In dieser Plenarwoche beschloss das Europäische Parlament seine Position zum EU-Haushalt 2018. Wir setzen den Etat mit 162,6 Milliarden Euro um zwei Milliarden Euro höher an, als die EU-Kommission es vorgeschlagen hatte. Damit lehnen wir die von den Staats-und Regierungschefs geforderten Kürzungen des EU-Haushaltes ab. Angesichts der immer noch hohen Jugendarbeitslosigkeit in vielen Mitgliedstaaten und wegen des Flüchtlingszustroms der vergangenen Jahre braucht die EU schlichtweg mehr Handlungsspielraum.

Übergroße Einigkeit bestand allerdings bei der Kürzung eines Haushaltspostens: Wir wollen die umstrittenen Vorbeitrittshilfen für die Türkei um zunächst einmal 80 Millionen Euro reduzieren. Davon sollen 50 Millionen Euro ganz gestrichen und 30 Millionen Euro in die Reserve gestellt und nur dann ausgezahlt werden, wenn die Türkei ihren politischen Kurs ändert. Damit verweigern wir die Zahlung der Gelder, die für Maßnahmen zur Demokratisierung des Kandidatenlandes gedacht waren. Derartige Maßnahmen finden in der Türkei nämlich schon lange nicht mehr statt. Zwar hatte sich unsere Bundeskanzlerin im Ministerrat mit der Forderung nach einer Kürzung dieser Zahlungen um 20 Millionen Euro durchgesetzt. Das halten wir aber nicht für ausreichend.

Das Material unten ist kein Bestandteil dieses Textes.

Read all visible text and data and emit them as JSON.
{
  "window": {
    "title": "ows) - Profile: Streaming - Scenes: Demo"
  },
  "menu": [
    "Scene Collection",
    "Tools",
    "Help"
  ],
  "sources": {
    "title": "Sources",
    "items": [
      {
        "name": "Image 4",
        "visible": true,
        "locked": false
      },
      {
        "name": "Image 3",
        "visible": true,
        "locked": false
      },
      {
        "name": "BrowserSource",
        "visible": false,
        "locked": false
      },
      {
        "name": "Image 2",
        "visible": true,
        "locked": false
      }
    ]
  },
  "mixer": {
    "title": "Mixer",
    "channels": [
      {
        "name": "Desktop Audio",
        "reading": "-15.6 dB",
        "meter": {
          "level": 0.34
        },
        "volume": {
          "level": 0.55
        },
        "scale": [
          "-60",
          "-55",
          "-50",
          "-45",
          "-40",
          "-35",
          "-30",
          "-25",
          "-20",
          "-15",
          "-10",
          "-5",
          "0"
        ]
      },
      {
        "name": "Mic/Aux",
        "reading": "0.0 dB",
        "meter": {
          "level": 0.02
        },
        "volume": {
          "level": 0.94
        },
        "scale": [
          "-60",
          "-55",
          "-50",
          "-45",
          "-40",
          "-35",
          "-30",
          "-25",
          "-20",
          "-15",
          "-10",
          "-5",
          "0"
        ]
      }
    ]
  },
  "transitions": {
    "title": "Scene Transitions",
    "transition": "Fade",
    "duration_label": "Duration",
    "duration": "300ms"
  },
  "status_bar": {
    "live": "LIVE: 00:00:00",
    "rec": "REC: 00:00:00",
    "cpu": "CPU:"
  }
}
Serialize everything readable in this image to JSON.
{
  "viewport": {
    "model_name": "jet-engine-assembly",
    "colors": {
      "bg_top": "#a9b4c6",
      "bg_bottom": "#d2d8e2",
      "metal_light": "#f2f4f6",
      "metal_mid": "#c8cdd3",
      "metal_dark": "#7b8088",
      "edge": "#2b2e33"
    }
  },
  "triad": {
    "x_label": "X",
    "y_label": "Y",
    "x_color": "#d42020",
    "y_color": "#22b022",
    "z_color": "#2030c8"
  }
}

Grundsätzlich hat ein Kandidatenland zum Beitritt zur EU Anspruch auf Vorbeitrittshilfen. Allerdings sind diese Gelder an die Erfüllung bestimmter Kriterien gekoppelt, wie Rechtsstaatlichkeit und die Achtung der Menschenrechte. Solange die türkische Regierung diese Kriterien mit Füßen tritt, müsste man eigentlich alle Zahlungen stoppen. Das ginge aber nur, wenn der Kandidatenstatus der Türkei offiziell beendet würde, und darauf können sich die EU-Mitgliedstaaten leider nicht einigen. Dennoch wollen wir mit der Mittelkürzung um 80 Millionen Euro Präsident Erdogan zeigen, dass sein Vorgehen gegen die Opposition im eigenen Land und die willkürliche Inhaftierung europäischer Staatsbürger nicht ohne Folgen bleiben. In den kommenden drei Wochen werden unsere Haushaltsexperten diesen Haushaltsentwurf mit dem Rat verhandeln.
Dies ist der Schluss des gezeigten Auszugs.